UX Design is not a new game, but the field on which we designers play changes at an insane rate.
When you’re starting out, it can be overwhelming. There is so much to learn and always something new popping up on the scene. Trying to keep up can make you question if you have what it takes to find success in this field.
I’ve been a professional designer for over 15 years and I still feel like I have an impossible amount to learn. Even after designing 1000s of screens, I often have moments where I feel like I know nothing. I still make mistakes, create designs that fail and have moments where I feel like a fraud.
These feelings used to feel insurmountable. But after years of feeling overwhelmed by need-to-dos, dealing with imposter syndrome, comparison and inevitable setbacks, I’ve managed to develop a perspective on what it really means to be a great designer. It has helped me navigate this ever-changing field and find career success completely on my terms.
Designing through imposter syndrome
Ever fear that you will be exposed as a fraud of a designer? You’re not alone. I still get nervous every time I sign a new client. I still have that voice in the back of my head that tells me I might let them down or that they won’t see value in the work I do.
You’d figure that after all this time I would have overcome imposter syndrome, but all I’ve overcome is the idea that at some point feeling fraudulent will go away.
We think that after a certain amount of experience or number of successful product launches we’d closed the door on imposter syndrome, but the reality is that the more experience you gain the more you are opened up to even more complex problems which you haven’t a clue how to solve.
Every time you come across something you don’t know, you have the choice to see your lack of knowledge as your flaw or the next milestone on your journey towards your goal.
Failed designs can open doors too
There will always be failures no matter how long you’ve been designing. I’ve worked on solutions that I had to redesign multiple times only to have them fail so badly that they needed to be taken down within days of launch.
Years ago, any sort of failure would have gutted me. Now, I see failure as another experience that helps broaden my insight, refine my skill, and helps me to create better designs next time.

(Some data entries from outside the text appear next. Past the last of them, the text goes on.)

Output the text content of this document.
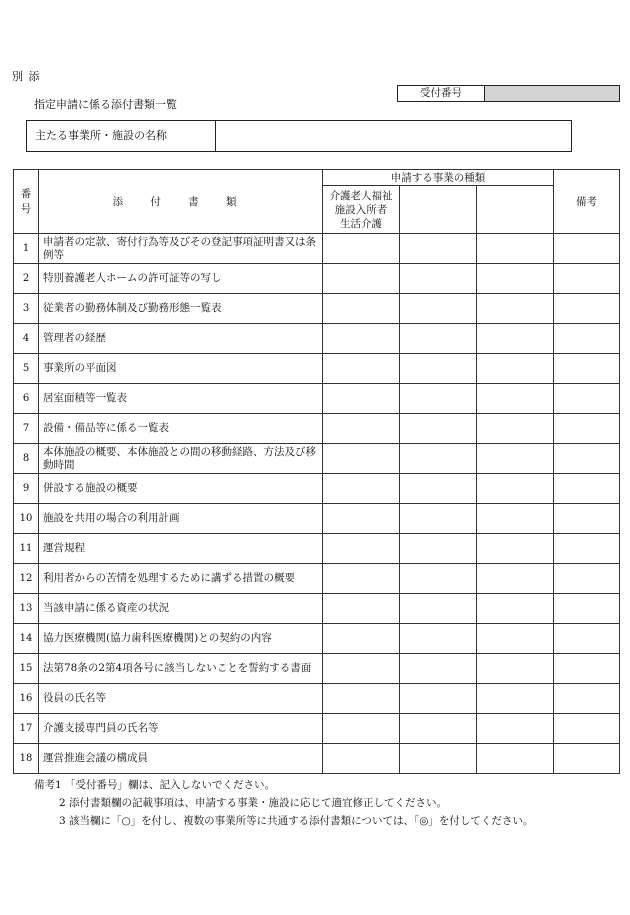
別 添
指定申請に係る添付書類一覧
受付番号
主たる事業所・施設の名称
番
号	添 付 書 類	申請する事業の種類			備考

		介護老人福祉
施設入所者
生活介護			

1	申請者の定款、寄付行為等及びその登記事項証明書又は条例等				
2	特別養護老人ホームの許可証等の写し				
3	従業者の勤務体制及び勤務形態一覧表				
4	管理者の経歴				
5	事業所の平面図				
6	居室面積等一覧表				
7	設備・備品等に係る一覧表				
8	本体施設の概要、本体施設との間の移動経路、方法及び移動時間				
9	併設する施設の概要				
10	施設を共用の場合の利用計画				
11	運営規程				
12	利用者からの苦情を処理するために講ずる措置の概要				
13	当該申請に係る資産の状況				
14	協力医療機関(協力歯科医療機関)との契約の内容				
15	法第78条の2第4項各号に該当しないことを誓約する書面				
16	役員の氏名等				
17	介護支援専門員の氏名等				
18	運営推進会議の構成員				
備考1 「受付番号」欄は、記入しないでください。
2 添付書類欄の記載事項は、申請する事業・施設に応じて適宜修正してください。
3 該当欄に「○」を付し、複数の事業所等に共通する添付書類については、「◎」を付してください。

What’s changed for me is that I no longer feel the need to approach every new project as an expert in the solution. Perfection of this craft is impossible. It’s not our job to be the expert on every possible tool and to get it right the first time, but to be an expert in a process that allows us to uncover the information we need to design products that are properly aligned with a user’s needs.
I believe in this outlook so much that I outright tell my clients that I am not an expert. I only have expertise in a design process that will help me uncover the insights needed to create a value-driven product. Communicating this to my clients helps set expectations and establishes mutual trust right from the start. Further, it opens up clients to come to me with their ideas. It creates approachability and creates a partnership. This leads to better outcomes because I have full access to their knowledge which is expertise I could never replicate.
How to become great (at finding joy in the journey)
My expertise in a great design process did not come from studying every aspect of design, but from learning only what I needed to know in a specific moment and refining my skills after each failure. It has very much a patchwork of small learnings for specific things that have grown into broader knowledge over the years.
After all, there are no specific books to read or courses to complete that will grant you the skills to be great. There is no end destination where you will finally feel like you’re ready. Just start by solving problems and keep focused on what interests you. Do spend time learning from others, but don’t play into a game of comparison. I used to beat myself up and ask “why didn’t I think of that?” when other designers would have better ideas than me or when designers with half my experience created things I never thought possible. And it never got me anywhere.
There is always going to be someone in front of you and someone behind you. They can teach you a thing or two but their goals, interest and version of success are going to be different than yours. Look to others, both senior and junior to gain more knowledge, not as a market for greatness.
If you can find the excitement in each new experience and lesson learned you will find enjoyment in the process of becoming. Yes. It really can be that simple. Because enjoying the journey is a success in and of itself.
Try the “why not me” approach
To help get around my self-doubts I try to approach work with a “why not me?” attitude. As in, I remind myself that I’m in the room so clearly the client sees something of value in me. It’s like a small motivational speech to remind myself that despite my flaws (real and imagined) I can still create solutions that other people see value in so why wouldn’t I be successful?
You are there for a reason, people pay you because they believe in you and see your value. By showing up ready to do the work needed to design the right solution, you are already offering major value to your client.
So next time you’re pitching a new idea or trying to get a new position, remind yourself that there ARE also reasons it should be YOU.
There is no right way to find success as a designer and the journey to being great is never done. For anyone starting out it’s common to feel lost and like the gaps in your knowledge are insurmountable. It’s common to look at others and think “I’ll never be that great”.
But as you work those gaps become smaller and more opportunities to gain knowledge become more available. With this, you will see that you can find your own version of success if you commit to honing your craft and your process. Even if it feels slow. And enjoying the road you take in doing so.
As you become more senior, you’ll realize there is no end where you finally know everything you need to know. But despite those feelings, you can find greatness anyway. After all, I bet that the Chief Design Officer at Google has nights where he lays there thinking “I have no freaking clue what I am doing”. But he gets up the next day ready to go after it anyway.